Schwarzarbeit: Hinweise und Kontrollen führen zur Aufdeckung
Auch im Jahr 2022 hat das Inspektorat des MIKA zahlreiche Schwarzarbeitsverdachtsmeldungen von anderen Behörden und Organisationen sowie aus der Bevölkerung erhalten. Es hat 693 Schwarzarbeitskontrollen durchgeführt, schwerpunktmässig im Bauhaupt- und Baunebengewerbe, im Gastgewerbe und im verarbeitenden Gewerbe. Ein Teil davon fand als gemeinsame Samstagskontrollen mit den Sozialpartnern beziehungsweise der AMKB statt. Damit werden Synergien genutzt und der präventive Kontrolleffekt verstärkt. Aufgrund der positiven Erfahrungen werden diese gemeinsamen Kontrollen auch inskünftig weitergeführt.
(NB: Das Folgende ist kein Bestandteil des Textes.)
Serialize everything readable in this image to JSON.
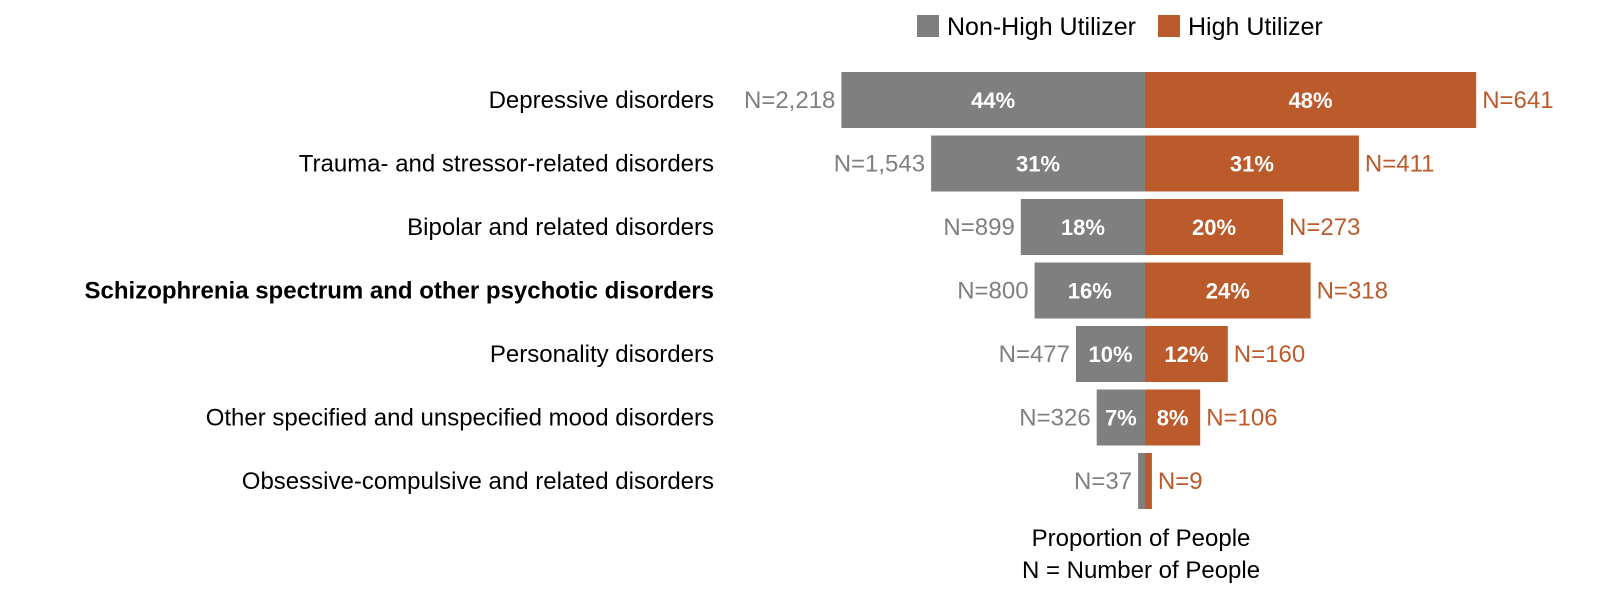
{
  "chart_data": {
    "type": "bar",
    "orientation": "horizontal-diverging",
    "legend": [
      {
        "name": "Non-High Utilizer",
        "color": "#7f7f7f"
      },
      {
        "name": "High Utilizer",
        "color": "#bb5a2a"
      }
    ],
    "legend_position": "top-center",
    "grid": false,
    "categories": [
      "Depressive disorders",
      "Trauma- and stressor-related disorders",
      "Bipolar and related disorders",
      "Schizophrenia spectrum and other psychotic disorders",
      "Personality disorders",
      "Other specified and unspecified mood disorders",
      "Obsessive-compulsive and related disorders"
    ],
    "highlighted_category": "Schizophrenia spectrum and other psychotic disorders",
    "series": [
      {
        "name": "Non-High Utilizer",
        "values": [
          44,
          31,
          18,
          16,
          10,
          7,
          1
        ],
        "value_labels": [
          "44%",
          "31%",
          "18%",
          "16%",
          "10%",
          "7%",
          ""
        ],
        "n_labels": [
          "N=2,218",
          "N=1,543",
          "N=899",
          "N=800",
          "N=477",
          "N=326",
          "N=37"
        ]
      },
      {
        "name": "High Utilizer",
        "values": [
          48,
          31,
          20,
          24,
          12,
          8,
          1
        ],
        "value_labels": [
          "48%",
          "31%",
          "20%",
          "24%",
          "12%",
          "8%",
          ""
        ],
        "n_labels": [
          "N=641",
          "N=411",
          "N=273",
          "N=318",
          "N=160",
          "N=106",
          "N=9"
        ]
      }
    ],
    "xlabel_lines": [
      "Proportion of People",
      "N = Number of People"
    ]
  }
}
Das kantonale Kontrollorgan hat rund 1700 Personen überprüft. Der Anteil der Schwarzarbeitskontrollfälle, die aufgrund eines Verdachtsmoments auf Nichteinhaltung der Melde- und Bewilligungspflichten gemäss Sozialversicherungs-, Ausländer- und Quellensteuerrecht an die zuständige Spezialbehörde weitergeleitet wurden, ist mit 21,1 Prozent leicht ansteigend. 17 rechtskräftige Strafentscheide der Staatsanwaltschaft liegen im Bereich des Ausländerrechts vor. Diese betreffen überwiegend Nicht-EU-/EFTA-Angehörige, denen mangels gesamtwirtschaftlichen Interesses und beruflicher Qualifikation selbst auf Gesuch hin keine Arbeitsbewilligung erteilt werden kann.